Morris’ prediction for gold comes as Bytetree keeps promoting its brand-new exchange-traded Gold/Bitcoin product. The 21Shares Bytetree BOLD ETP, which follows an index made up of bitcoin and gold, was introduced as an inflation hedge. About 80% of the fund is invested in gold, while 20% is in bitcoin.
“Gold is the stronger asset in the bad times, and Bitcoin is the stronger asset in the good times,” he remarked. The fund essentially has a 60/40 alternative asset allocation and has this inherent countercyclicality.
Both gold and bitcoin have underperformed since the fund’s April inception due to a strengthening US dollar. Looking forward, Morris said that there are indications that the U.S. dollar’s significant surge may be coming to an end. Morris said that despite the U.S. dollar reaching a 20-year high, Jerome Powell’s hawkish remarks on Friday had not given the market any fresh energy.
“No one has benefited from the frightening upswing the dollar has been on for the last two years. You must assume that the whole dollar strength narrative is quite developed and close to reaching its pinnacle, at which point gold will be able to resume its upward trend ” he explained.
Morris said that he anticipates interest rates will peak at the same time that the U.S. currency reaches its top. Morris’ prediction coincides with the markets’ expectation that the Federal Reserve would increase interest rates by 75 basis points the next month. Morris said that there is still a limit to what central banks can accomplish.
Powell made hawkish remarks, but he added that it was simple to speak harsh while the economy was still doing well. “When the data gets really soft, how will he sound? We will have to adjust to living with stagflation since they are unable to raise prices as much as they claim because doing so would ruin the economy.”
Morris predicted that if investors understand that high inflation is a permanent condition, they will see value in gold. Little can be done by central banks to change it. He continued by saying that “the reverse rebound will be spectacular since so many funds were selling off their gold holdings.”
Given current interest rates, gold is somewhat near to fair value, but there will be a significant movement once people understand how incorrect the Fed is on inflation, he said. “It won’t be long until gold is seen as a valuable monetary asset once again.”
Morris sees even more potential for silver than he does for gold. Silver is now 30% undervalued, he said.
“Silver will start to shine when breakevens start to accelerate higher.
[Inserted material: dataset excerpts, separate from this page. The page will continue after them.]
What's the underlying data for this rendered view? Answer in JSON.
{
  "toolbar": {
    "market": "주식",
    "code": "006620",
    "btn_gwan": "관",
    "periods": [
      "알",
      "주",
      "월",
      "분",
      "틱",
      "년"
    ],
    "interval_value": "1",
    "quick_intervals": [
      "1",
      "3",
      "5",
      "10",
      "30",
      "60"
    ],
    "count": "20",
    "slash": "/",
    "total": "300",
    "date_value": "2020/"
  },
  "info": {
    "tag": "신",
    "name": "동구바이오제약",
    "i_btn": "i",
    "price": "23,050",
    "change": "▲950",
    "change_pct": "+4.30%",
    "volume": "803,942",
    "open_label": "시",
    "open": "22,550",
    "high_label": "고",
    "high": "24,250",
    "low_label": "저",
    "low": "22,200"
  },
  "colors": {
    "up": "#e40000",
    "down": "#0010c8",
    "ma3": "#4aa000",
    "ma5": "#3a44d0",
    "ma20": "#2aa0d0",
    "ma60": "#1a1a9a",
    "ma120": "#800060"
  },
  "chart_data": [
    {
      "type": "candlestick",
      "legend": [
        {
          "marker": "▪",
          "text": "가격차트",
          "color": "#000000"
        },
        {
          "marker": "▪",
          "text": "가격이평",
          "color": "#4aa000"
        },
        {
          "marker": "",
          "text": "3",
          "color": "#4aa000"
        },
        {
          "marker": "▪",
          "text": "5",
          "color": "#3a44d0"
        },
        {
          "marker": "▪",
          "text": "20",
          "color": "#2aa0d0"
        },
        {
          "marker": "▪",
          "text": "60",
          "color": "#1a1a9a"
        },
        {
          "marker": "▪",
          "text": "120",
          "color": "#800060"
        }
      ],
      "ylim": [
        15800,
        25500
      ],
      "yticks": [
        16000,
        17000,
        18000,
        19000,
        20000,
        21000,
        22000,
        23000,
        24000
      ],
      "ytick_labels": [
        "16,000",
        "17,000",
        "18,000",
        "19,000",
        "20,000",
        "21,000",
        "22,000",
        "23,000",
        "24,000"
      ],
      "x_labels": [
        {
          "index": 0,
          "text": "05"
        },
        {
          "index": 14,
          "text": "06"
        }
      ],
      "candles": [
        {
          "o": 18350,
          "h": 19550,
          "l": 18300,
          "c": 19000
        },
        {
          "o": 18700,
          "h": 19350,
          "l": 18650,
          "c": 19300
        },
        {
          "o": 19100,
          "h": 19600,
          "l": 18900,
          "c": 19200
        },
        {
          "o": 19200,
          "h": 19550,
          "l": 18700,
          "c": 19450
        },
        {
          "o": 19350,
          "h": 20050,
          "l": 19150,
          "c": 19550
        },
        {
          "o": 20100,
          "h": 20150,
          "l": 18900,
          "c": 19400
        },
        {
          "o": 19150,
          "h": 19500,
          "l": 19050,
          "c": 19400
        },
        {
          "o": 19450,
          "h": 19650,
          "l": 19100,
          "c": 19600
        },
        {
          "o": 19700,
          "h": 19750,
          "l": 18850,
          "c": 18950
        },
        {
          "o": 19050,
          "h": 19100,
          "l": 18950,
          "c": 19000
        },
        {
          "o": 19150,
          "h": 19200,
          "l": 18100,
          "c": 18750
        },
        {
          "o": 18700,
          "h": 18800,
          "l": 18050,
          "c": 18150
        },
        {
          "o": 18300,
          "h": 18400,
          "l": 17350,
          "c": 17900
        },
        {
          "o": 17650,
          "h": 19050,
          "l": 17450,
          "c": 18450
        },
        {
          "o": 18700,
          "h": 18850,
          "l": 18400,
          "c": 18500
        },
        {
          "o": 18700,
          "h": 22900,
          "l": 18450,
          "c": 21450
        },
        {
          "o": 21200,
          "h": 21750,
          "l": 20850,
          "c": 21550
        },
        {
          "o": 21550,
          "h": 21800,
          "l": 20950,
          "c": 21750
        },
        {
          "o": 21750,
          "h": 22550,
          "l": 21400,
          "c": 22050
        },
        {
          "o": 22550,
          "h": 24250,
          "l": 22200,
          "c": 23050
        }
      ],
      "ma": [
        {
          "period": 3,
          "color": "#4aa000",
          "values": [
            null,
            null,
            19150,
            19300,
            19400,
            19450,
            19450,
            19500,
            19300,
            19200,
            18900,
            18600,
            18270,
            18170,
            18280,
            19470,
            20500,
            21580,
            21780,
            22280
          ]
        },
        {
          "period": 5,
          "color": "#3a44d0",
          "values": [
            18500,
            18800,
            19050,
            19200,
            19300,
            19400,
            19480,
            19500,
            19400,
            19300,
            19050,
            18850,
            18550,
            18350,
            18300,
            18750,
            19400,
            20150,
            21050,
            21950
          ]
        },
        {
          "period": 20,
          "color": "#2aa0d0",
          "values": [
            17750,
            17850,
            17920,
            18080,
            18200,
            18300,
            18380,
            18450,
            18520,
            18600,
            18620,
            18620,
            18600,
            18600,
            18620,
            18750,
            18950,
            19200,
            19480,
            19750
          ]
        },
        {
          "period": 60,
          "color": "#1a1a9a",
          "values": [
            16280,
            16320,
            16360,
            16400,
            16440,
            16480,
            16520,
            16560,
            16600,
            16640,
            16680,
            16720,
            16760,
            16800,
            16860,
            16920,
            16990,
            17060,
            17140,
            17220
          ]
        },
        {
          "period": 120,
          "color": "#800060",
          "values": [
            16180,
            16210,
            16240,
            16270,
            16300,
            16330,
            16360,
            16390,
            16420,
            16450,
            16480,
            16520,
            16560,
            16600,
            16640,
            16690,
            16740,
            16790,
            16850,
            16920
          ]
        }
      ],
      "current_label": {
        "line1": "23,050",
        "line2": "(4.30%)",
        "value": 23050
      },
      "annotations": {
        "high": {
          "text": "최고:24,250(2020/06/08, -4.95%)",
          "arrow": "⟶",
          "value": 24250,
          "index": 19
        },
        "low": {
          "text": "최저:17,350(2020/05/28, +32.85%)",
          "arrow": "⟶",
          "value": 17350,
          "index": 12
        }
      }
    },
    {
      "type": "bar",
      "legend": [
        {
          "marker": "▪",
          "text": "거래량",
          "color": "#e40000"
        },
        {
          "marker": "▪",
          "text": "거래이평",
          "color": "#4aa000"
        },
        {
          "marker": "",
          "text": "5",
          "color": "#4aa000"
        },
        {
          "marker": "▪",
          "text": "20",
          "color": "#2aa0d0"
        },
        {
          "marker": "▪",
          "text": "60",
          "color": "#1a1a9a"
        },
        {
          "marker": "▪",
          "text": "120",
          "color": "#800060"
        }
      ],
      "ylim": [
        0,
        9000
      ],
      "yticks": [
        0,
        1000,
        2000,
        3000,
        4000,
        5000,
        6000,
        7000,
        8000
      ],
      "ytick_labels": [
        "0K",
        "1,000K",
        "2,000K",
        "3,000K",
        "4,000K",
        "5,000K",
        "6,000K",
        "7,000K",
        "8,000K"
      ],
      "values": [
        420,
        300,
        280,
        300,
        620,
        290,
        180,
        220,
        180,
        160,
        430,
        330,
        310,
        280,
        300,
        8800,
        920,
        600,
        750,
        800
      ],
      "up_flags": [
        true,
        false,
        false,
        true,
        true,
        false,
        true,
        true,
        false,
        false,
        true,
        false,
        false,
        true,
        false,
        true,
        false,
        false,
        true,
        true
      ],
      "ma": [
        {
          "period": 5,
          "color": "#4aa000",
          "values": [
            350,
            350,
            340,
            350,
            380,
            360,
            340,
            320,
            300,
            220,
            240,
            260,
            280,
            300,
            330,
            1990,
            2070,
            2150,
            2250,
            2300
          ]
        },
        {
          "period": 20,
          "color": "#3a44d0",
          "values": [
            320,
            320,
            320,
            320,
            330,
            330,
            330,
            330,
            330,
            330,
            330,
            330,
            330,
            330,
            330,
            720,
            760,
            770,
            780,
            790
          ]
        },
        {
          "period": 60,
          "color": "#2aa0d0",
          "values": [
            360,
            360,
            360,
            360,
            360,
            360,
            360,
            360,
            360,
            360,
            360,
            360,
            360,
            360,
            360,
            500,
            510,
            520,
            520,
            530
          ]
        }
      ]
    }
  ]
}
When real interest rates are low, gold performs well, while silver performs best when inflation is high ” he explained.
Morris noted that when it comes to cryptocurrencies, the present slump is quite beneficial since it distinguishes between strong assets and weak ones. In his view, Bitcoin and Ethereum will be the two biggest winners once everything is said and done.
Morris predicted that Ethereum’s switch from proof of work to proof of stake will revolutionize the cryptocurrency industry.
“That, to me, is the new Nasdaq. Yeah. Even while it may not be very lucrative, the projects themselves will be. The value will be in anything that has the productive ability in the future to host a financial system,” he stated.